D.W. Funny you should ask this question. Remember how we met, Mr. Manning? It was in the dark ages, and you were casting director at the New York Theatre Workshop and brought together the wonderful miscreants who performed my play Quills in its premiere there. Well, the day I won the Pulitzer I was in the very same rehearsal hall where we once held court together. I was directing a reading of a play called Holy Mothers by the Austrian writer Werner Schwab; it tells the tale of three down-on-their-luck scullery maids who clean toilets for a living. In the middle of the presentation, an intern slipped me a note. After that, it's all a blur.
I must say this about prizes like the Pulitzer: they offer very specific comfort to a writer.
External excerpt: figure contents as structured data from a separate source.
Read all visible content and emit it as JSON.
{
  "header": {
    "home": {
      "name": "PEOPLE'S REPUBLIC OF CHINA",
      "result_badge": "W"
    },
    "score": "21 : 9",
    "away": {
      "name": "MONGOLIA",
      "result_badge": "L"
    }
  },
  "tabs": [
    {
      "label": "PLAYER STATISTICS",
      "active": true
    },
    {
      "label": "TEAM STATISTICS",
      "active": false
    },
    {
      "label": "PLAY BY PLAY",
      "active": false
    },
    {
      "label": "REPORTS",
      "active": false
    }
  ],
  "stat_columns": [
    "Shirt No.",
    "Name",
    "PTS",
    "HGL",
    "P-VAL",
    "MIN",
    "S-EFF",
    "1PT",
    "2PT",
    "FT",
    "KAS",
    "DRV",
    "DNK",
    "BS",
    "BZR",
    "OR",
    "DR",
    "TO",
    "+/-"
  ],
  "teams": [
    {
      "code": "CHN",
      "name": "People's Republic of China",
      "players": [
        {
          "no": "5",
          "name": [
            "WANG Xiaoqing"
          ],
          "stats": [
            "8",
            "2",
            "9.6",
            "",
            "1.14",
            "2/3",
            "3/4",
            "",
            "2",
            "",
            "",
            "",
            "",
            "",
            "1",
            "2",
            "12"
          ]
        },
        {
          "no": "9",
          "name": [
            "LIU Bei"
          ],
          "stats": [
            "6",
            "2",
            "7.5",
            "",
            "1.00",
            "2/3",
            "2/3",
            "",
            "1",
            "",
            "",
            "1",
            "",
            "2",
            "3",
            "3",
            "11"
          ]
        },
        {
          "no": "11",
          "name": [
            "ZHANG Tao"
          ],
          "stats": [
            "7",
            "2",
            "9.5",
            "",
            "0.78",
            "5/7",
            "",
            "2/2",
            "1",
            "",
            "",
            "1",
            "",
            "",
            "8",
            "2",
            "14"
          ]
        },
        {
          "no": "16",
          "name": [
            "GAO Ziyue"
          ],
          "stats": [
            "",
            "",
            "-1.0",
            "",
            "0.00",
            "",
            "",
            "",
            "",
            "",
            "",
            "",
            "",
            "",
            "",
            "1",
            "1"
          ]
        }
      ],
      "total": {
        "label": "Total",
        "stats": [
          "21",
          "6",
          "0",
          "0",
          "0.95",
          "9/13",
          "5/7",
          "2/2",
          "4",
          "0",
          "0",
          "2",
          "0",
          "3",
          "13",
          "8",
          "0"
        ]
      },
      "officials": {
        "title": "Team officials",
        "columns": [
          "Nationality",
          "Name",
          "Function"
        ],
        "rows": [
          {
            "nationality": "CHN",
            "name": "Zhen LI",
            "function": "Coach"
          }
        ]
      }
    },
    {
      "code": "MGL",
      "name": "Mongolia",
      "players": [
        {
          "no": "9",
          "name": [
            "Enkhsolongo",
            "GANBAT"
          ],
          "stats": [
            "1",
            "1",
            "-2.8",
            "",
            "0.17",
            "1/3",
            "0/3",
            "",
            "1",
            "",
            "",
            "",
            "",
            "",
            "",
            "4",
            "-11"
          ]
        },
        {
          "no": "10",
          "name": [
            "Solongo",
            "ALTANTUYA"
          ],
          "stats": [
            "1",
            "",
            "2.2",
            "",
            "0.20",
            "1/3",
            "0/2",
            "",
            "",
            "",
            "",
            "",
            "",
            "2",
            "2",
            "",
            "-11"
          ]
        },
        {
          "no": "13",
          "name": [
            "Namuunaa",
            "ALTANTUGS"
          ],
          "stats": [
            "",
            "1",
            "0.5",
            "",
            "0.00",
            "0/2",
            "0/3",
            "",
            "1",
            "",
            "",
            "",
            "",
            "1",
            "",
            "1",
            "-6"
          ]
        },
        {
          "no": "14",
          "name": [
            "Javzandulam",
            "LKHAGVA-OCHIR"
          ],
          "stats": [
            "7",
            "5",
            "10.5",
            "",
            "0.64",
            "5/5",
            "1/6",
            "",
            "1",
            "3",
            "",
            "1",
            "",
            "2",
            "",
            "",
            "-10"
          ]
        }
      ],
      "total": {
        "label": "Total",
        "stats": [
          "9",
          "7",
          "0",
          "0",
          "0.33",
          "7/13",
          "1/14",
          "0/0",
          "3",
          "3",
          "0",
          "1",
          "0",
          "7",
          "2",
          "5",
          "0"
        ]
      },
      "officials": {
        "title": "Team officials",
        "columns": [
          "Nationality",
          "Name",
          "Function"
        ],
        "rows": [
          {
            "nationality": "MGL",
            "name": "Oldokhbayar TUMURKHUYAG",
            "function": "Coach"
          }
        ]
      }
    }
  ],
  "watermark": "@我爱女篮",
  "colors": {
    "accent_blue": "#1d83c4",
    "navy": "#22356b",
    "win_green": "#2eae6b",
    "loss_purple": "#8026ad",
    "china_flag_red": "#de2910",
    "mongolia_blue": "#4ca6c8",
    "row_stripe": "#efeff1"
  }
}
They let you know that, no matter the vicissitudes of taste or fate, the fickle critical response to your future or past work, there was one glorious moment in time when the pundits put their heads together and concurred, "Yes, perhaps...just perhaps...the man can write." And that's very fortifying.
J.M. What is the best piece of theater you’ve seen in the last year?
D.W. The best theater I've seen this year? Why, that's easy. Seattle's own Showbiz Tsunami, the divine Dina Martina. My husband David and I are hardcore Dina enthusiasts. Honestly, we believe Dina belongs in the pantheon of the great, subversive artists who've elevated clowning to an art, like Bert Lahr or Justin Bond. When we're feeling overwhelmed by a complicated, even malevolent world, we seek out Dina like an alcoholic plunders the cabinet for booze, and there she is, her lipstick hopelessly askew and her tattered hem rising dangerously above the knee, ready to tell it like it is. She is our balm, our Guru, our Life Coach. Talk about "wow."